Making data discovery more efficient, comprehensive and user-friendly is a critical challenge articulated by geoscientists as well as researchers in other fields. While information discovery portals and search engines have been developed for many data repositories, and systems that simultaneously search multiple resources have been created, cross-disciplinary data discovery remains a serious issue. It becomes especially acute with rapid increases in the volume and diversity of observations, reflecting different components of the Earth System and collected by multiple research groups, government organizations and commercial companies. The main goal of the EarthCube Data Discovery Hub project is to greatly reduce the time and effort necessary to locate and evaluate geoscience information resources across disciplines, and increase the value of investment in data generation by promoting data reuse and reducing duplication of effort. Project outcomes will benefit a wide group of scientists by providing them a user-friendly and powerful gateway to information resources across multiple data facilities and community contributions, and mechanisms for improving the system to answer their research queries in a consistent manner. The project will also benefit geoscience research in several ecosystems that are being used as examples to test the data tools being developed, including rivers, coral reefs and other marine ecosystems, and the critical zone where rock, soil, water, air and living organisms interact.
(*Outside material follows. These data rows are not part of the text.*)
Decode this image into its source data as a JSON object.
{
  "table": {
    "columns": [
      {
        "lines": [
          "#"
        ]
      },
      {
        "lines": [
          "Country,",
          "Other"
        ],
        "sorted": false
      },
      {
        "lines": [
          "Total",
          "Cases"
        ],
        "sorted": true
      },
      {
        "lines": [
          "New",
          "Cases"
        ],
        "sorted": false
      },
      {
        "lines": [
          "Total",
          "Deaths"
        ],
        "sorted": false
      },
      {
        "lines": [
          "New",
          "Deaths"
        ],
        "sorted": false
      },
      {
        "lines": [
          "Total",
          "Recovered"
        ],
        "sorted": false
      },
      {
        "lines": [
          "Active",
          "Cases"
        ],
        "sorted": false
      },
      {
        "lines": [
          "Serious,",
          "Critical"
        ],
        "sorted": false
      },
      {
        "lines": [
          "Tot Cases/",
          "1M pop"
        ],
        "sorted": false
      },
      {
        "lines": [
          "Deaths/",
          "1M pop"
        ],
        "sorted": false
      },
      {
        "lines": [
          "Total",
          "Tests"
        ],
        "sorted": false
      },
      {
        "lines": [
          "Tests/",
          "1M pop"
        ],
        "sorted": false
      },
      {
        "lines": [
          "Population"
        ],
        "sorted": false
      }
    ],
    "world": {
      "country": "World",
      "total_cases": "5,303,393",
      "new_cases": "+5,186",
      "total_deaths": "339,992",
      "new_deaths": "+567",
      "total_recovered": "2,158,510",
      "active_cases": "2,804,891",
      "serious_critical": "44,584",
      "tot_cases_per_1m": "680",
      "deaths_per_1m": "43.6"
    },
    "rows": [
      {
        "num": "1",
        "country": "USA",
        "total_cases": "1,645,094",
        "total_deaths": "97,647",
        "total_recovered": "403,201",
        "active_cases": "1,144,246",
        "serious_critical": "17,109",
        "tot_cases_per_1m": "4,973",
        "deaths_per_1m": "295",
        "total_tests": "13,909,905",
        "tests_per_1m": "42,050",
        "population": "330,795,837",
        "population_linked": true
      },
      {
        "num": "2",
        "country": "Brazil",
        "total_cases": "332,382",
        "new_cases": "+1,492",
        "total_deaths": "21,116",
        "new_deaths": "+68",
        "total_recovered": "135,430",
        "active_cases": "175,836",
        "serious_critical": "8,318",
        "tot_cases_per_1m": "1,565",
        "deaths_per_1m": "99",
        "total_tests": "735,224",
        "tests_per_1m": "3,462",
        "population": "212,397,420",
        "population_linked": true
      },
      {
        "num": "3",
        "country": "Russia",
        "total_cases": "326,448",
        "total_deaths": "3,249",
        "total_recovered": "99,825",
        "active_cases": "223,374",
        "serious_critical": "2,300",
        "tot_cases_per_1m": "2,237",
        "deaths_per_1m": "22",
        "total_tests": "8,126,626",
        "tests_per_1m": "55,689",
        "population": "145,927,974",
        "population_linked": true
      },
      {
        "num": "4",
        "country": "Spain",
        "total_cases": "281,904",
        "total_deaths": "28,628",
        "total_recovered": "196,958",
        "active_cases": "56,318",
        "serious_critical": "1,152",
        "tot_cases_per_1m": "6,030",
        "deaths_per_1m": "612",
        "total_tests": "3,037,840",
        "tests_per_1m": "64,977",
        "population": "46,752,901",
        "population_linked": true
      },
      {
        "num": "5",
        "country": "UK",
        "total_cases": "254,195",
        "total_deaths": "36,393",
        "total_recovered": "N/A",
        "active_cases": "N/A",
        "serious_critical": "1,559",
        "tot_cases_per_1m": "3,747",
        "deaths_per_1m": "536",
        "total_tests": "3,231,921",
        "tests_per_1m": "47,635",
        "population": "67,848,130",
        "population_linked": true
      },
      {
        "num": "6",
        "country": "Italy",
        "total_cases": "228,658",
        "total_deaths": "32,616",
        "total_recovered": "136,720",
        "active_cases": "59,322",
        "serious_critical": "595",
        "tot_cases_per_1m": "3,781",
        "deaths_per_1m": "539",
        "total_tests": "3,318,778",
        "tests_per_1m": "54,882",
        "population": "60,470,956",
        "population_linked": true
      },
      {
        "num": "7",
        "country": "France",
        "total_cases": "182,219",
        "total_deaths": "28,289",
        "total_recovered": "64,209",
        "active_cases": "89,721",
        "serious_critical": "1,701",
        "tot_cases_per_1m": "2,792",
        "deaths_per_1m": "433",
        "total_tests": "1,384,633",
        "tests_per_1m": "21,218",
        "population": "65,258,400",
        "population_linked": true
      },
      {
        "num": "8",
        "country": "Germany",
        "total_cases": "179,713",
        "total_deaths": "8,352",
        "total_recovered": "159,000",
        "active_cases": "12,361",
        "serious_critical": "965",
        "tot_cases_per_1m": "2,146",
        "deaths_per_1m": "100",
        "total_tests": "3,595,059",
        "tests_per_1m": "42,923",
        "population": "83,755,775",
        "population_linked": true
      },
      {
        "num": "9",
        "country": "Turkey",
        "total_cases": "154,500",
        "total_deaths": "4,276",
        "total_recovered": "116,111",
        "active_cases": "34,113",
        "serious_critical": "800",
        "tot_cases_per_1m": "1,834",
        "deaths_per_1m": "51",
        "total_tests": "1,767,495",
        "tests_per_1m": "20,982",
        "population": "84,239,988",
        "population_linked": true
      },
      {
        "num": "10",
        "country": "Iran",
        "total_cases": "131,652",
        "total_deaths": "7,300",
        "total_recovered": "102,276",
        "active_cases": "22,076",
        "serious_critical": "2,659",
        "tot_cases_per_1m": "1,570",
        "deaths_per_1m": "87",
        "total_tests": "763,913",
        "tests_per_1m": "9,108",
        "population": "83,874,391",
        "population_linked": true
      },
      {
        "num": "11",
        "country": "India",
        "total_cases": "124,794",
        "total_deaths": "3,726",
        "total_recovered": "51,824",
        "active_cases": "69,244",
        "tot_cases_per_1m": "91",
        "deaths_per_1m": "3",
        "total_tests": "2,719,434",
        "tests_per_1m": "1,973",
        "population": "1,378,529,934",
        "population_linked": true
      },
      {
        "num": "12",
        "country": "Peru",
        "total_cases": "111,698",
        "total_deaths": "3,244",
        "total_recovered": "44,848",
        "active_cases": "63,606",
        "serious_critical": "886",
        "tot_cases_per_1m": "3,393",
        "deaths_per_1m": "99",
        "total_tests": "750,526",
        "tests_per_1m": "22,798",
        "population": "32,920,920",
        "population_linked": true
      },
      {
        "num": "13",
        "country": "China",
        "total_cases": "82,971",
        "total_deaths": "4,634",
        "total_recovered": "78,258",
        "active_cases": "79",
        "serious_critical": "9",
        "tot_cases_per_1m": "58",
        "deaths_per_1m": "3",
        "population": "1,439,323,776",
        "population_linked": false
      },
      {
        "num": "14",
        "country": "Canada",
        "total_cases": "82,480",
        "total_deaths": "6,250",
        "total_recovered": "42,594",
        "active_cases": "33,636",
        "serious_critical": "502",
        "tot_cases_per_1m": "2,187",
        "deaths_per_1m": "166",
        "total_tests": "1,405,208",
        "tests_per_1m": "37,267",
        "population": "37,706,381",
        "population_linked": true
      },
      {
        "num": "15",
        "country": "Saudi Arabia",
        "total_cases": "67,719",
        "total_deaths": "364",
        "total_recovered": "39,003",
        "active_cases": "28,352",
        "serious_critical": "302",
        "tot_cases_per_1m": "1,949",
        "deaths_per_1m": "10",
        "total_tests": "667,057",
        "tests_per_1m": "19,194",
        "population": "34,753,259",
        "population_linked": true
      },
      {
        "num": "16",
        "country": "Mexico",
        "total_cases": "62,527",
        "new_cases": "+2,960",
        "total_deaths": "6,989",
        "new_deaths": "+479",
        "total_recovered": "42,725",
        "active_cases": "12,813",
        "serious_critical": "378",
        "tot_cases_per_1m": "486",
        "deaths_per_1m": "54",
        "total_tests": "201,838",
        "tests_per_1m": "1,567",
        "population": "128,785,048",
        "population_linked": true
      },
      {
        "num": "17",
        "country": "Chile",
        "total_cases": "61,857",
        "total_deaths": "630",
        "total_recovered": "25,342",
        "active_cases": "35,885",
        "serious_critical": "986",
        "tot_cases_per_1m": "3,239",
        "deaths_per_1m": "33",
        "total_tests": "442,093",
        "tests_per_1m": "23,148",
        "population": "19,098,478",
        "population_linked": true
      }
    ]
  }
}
The EarthCube Data Discovery Hub will be developed as a comprehensive data discovery and content enhancement system, which will leverage improved and community-curated metadata descriptions and integrate previously unregistered information sources. The project will further extend, improve and operationalize the inventory catalog developed in an earlier CINERGI (Community Inventory of EarthCube Resources for Geoscience Interoperability) project, which currently includes over 2 million metadata documents from multiple sources. The key technological innovations include: pioneering the development of an automated cross-domain metadata augmentation and curation pipeline enabled by a large integrated geoscience ontology; mechanisms for ?deep registration? of geoscience data from different sources based on a novel data type registry; an online use case management system; and a methodology for processing several types of complex geoscience queries that cannot be answered by existing systems. In addition, the project will support scientific progress in several representative cross-disciplinary research scenarios, using the contexts of river geochemistry, coral reef and other marine ecosystem analysis, and critical zone science. The project will implement innovative community engagement mechanisms, including community annotation of automatically curated metadata, iterative improvement of geoscience ontology based on community feedback, and joint development of cross-disciplinary use cases semantically aligned with data descriptions.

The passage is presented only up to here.